In the Victorian Era, the society depicts women as passive characters in the family contexts. They do not enjoy rights to own property or vote. Consistent with social norms, an ideal woman subordinates her husband, remains honest, values purity, and performs domestic chores. Overall, a Victorian occupies a lower status than men counterparts. In his book “Dracula” Bram Stoker establishes a character in Mina and depicts her as a Victorian woman. In regard to the actress, Mina is quiet and polite in the eyes of her husband, Jonathan Harke. In Victorian contexts, the society creates an idea of male gender superiority that requires women to show faithfulness and politeness. Furthermore, Stoker does not sexualize Mina in the entire book and, therefore, other men recognize her maternal qualities. Lucy’s beauty is an epitome of the evidence of the uniqueness of Mina character in the book. The author sexualizes Lucy’s beauty contrary to the case of Mina. As the only woman involved in the fight against Dracula, Mina is responsible for organizing records to ease the works of men.
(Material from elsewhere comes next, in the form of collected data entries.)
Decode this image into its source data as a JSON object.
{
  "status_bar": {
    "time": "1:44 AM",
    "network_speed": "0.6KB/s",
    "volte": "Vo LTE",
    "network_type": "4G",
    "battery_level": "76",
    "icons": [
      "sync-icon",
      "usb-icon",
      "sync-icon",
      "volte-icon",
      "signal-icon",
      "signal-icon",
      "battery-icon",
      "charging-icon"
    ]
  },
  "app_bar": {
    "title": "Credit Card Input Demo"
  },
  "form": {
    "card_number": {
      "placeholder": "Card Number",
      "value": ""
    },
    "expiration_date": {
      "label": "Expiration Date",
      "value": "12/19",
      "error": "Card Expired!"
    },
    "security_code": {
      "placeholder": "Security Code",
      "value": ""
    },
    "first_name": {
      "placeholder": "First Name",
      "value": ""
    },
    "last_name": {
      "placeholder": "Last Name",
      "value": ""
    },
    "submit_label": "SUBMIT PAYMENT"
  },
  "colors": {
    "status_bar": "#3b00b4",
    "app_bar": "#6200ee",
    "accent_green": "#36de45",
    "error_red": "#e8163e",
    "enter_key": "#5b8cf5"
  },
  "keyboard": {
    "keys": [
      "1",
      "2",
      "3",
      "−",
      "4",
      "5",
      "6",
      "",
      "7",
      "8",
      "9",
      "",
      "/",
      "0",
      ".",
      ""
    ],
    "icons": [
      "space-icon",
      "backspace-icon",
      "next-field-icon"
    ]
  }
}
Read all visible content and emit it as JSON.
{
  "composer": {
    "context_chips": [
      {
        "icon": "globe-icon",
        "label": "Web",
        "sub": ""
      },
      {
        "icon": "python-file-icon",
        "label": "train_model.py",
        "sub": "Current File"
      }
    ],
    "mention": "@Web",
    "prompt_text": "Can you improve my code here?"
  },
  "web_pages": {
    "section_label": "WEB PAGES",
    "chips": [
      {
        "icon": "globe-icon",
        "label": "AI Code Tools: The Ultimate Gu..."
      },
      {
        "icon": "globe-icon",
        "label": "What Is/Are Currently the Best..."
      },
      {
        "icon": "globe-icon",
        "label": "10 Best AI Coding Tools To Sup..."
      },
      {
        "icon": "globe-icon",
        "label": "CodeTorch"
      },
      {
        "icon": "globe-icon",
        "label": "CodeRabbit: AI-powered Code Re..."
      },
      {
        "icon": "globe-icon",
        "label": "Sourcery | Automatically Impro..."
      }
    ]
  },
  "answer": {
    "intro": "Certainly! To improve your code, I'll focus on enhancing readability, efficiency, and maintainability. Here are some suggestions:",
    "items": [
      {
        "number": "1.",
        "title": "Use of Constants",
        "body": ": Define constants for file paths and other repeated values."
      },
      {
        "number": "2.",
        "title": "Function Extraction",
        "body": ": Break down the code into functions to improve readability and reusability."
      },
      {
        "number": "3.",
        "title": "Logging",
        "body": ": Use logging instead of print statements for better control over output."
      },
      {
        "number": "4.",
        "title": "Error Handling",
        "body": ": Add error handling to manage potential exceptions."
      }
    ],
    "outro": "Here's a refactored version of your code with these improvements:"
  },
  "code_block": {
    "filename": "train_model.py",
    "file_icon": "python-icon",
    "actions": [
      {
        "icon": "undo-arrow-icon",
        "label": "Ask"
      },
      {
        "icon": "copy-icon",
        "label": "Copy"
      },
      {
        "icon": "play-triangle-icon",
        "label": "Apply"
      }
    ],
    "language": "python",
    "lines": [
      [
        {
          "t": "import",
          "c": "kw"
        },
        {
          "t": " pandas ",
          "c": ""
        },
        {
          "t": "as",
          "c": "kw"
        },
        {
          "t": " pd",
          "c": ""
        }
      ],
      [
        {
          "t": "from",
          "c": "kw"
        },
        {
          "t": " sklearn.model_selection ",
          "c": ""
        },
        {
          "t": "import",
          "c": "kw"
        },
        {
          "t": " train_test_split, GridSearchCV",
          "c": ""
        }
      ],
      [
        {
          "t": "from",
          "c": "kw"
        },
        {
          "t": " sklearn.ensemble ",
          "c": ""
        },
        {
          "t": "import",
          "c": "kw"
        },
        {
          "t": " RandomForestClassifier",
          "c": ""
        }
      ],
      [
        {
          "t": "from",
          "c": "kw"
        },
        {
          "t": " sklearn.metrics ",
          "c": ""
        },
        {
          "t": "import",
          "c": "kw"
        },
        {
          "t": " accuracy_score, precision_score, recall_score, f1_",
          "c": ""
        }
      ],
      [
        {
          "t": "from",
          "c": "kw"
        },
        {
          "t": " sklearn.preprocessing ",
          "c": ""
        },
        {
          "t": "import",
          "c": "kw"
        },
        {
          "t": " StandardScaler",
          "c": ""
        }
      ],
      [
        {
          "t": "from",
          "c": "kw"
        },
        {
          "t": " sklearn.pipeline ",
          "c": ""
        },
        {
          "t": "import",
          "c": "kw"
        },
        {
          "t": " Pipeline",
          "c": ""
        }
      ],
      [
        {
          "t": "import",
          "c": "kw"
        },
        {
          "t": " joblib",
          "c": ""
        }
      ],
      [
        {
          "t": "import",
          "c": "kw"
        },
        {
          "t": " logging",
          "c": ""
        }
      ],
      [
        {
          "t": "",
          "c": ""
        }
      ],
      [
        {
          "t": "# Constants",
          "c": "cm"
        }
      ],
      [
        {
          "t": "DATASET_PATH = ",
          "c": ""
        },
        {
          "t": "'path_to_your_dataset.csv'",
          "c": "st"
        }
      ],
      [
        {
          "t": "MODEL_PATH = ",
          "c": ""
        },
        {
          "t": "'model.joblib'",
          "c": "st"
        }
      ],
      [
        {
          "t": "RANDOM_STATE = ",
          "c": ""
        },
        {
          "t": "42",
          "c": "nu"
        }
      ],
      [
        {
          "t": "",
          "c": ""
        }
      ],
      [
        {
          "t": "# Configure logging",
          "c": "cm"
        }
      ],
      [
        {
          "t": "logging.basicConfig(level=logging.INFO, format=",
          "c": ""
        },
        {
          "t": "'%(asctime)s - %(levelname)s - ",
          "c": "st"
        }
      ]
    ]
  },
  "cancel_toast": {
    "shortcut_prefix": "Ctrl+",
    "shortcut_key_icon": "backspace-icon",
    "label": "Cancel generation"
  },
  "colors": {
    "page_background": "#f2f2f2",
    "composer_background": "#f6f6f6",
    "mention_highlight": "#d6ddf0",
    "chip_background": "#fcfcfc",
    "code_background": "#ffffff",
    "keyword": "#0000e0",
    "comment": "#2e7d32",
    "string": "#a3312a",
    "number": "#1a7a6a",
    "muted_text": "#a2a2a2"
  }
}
The author portrays Mina as a responsible and a nurturing mother. In most of the times, Stoker depicts Mina as a mother in the group of the hunters. Other men admire Mina’s maternal qualities, and she seems happy to have strong men around her. She comforts Arthur by letting him cry on her shoulders after struggles to kill Dracula. The remark that “We women have something of the mother in us that makes us rise above smaller matters… I felt this big sorrowing man’s head resting on me, as though it were that of a baby…” emphasizes the maternal quality of Mina (Stoker 59). Furthermore, the author emphasizes the purity nature of Victorian woman in Mina’s character. Despite the fact that Mina’s contact with Dracula stains her physically, the soul stays pure. Dracula’s death at the end of the story restores Mina’s physical purity.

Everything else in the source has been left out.